The Death of Ivan Ilych
In The Death of Ivan Ilych, Tolstoy mounts an attack on the Russian middle class. Almost all of the characters in the novella belong to this class, and he uses them to illustrate the greed, pettiness, artificiality, selfishness, and uselessness he sees in their way of life. Ivan Ilych himself – that "most simple and ordinary" man with the "most terrible" life – is the embodiment of all of these things (2.1). Tolstoy fills the story with details to bring the middle-class world to life, from the furniture in Ivan's house to the proper manners with which everyone is so concerned. It is telling that the only genuine character in the novella is a peasant.
Questions About Society and Class
- What markers does Tolstoy give to show that Ivan and his family are part of the middle class? Be specific.

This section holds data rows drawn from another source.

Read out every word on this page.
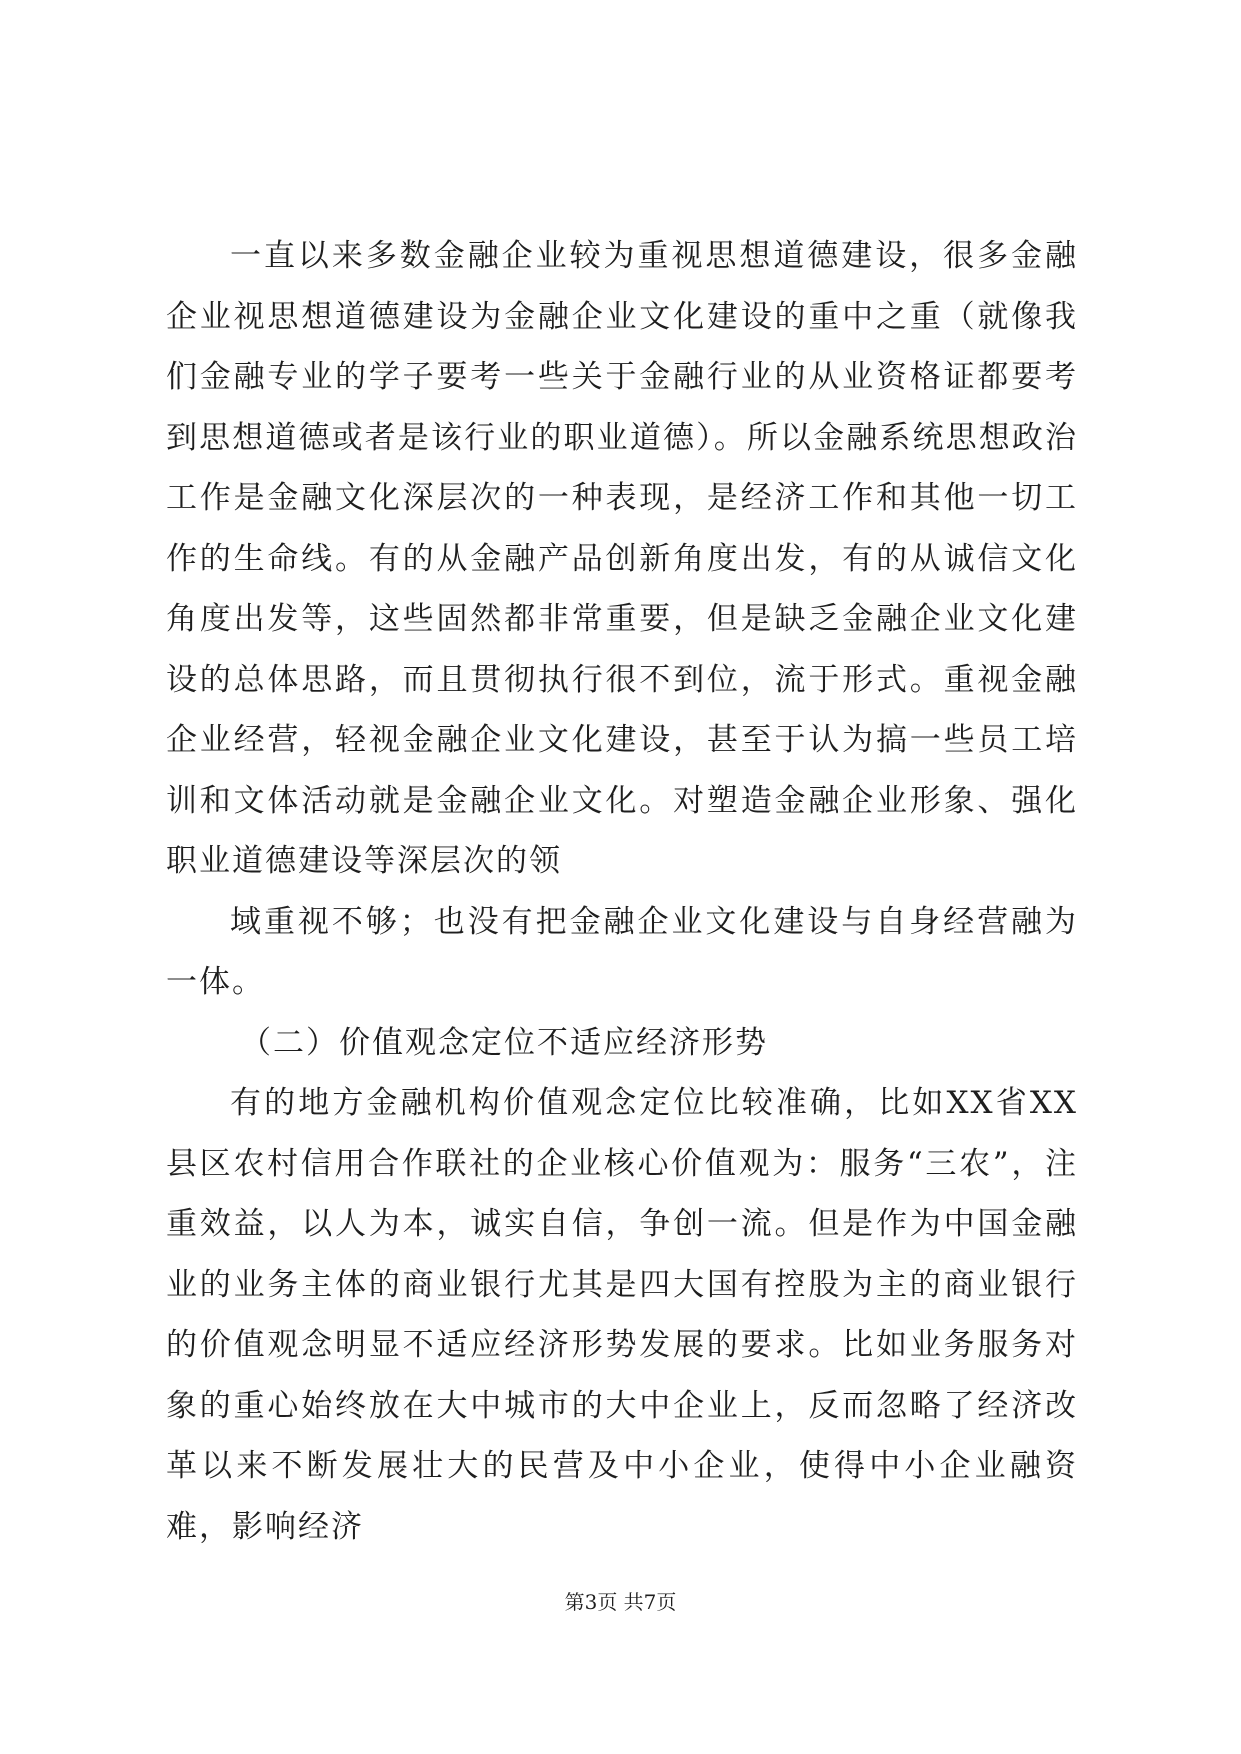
一直以来多数金融企业较为重视思想道德建设，很多金融企业视思想道德建设为金融企业文化建设的重中之重（就像我们金融专业的学子要考一些关于金融行业的从业资格证都要考到思想道德或者是该行业的职业道德）。所以金融系统思想政治工作是金融文化深层次的一种表现，是经济工作和其他一切工作的生命线。有的从金融产品创新角度出发，有的从诚信文化角度出发等，这些固然都非常重要，但是缺乏金融企业文化建设的总体思路，而且贯彻执行很不到位，流于形式。重视金融企业经营，轻视金融企业文化建设，甚至于认为搞一些员工培训和文体活动就是金融企业文化。对塑造金融企业形象、强化职业道德建设等深层次的领

域重视不够；也没有把金融企业文化建设与自身经营融为一体。

（二）价值观念定位不适应经济形势

有的地方金融机构价值观念定位比较准确，比如XX省XX县区农村信用合作联社的企业核心价值观为：服务“三农”，注重效益，以人为本，诚实自信，争创一流。但是作为中国金融业的业务主体的商业银行尤其是四大国有控股为主的商业银行的价值观念明显不适应经济形势发展的要求。比如业务服务对象的重心始终放在大中城市的大中企业上，反而忽略了经济改革以来不断发展壮大的民营及中小企业，使得中小企业融资难，影响经济

第3页 共7页
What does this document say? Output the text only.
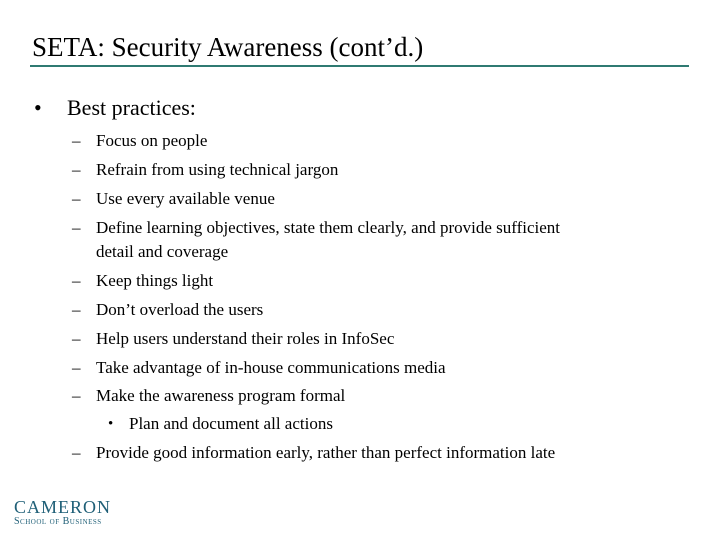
SETA: Security Awareness (cont’d.)
• Best practices:
– Focus on people
– Refrain from using technical jargon
– Use every available venue
– Define learning objectives, state them clearly, and provide sufficient
detail and coverage
– Keep things light
– Don’t overload the users
– Help users understand their roles in InfoSec
– Take advantage of in-house communications media
– Make the awareness program formal
• Plan and document all actions
– Provide good information early, rather than perfect information late
CAMERON
School of Business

- What are the characteristics of the Russian middle class as Tolstoy portrays it in The Death of Ivan Ilych?
- What is this propriety that seems to be so central to Ivan's social set? What kinds of things are proper to them? Why does Tolstoy seem to think there's something false about this?
- Is Tolstoy's depiction of the middle class believable, or too exaggeratedly negative and satirical?
Chew on This
The middle class in The Death of Ivan Ilych is principally defined by its ordinariness and uniformity, reflecting Tolstoy's own aristocratic pretensions.
The propriety of the middle class in The Death of Ivan Ilych is entirely defined by doing what everybody else does, and seems to be wholly arbitrary from a moral point of view.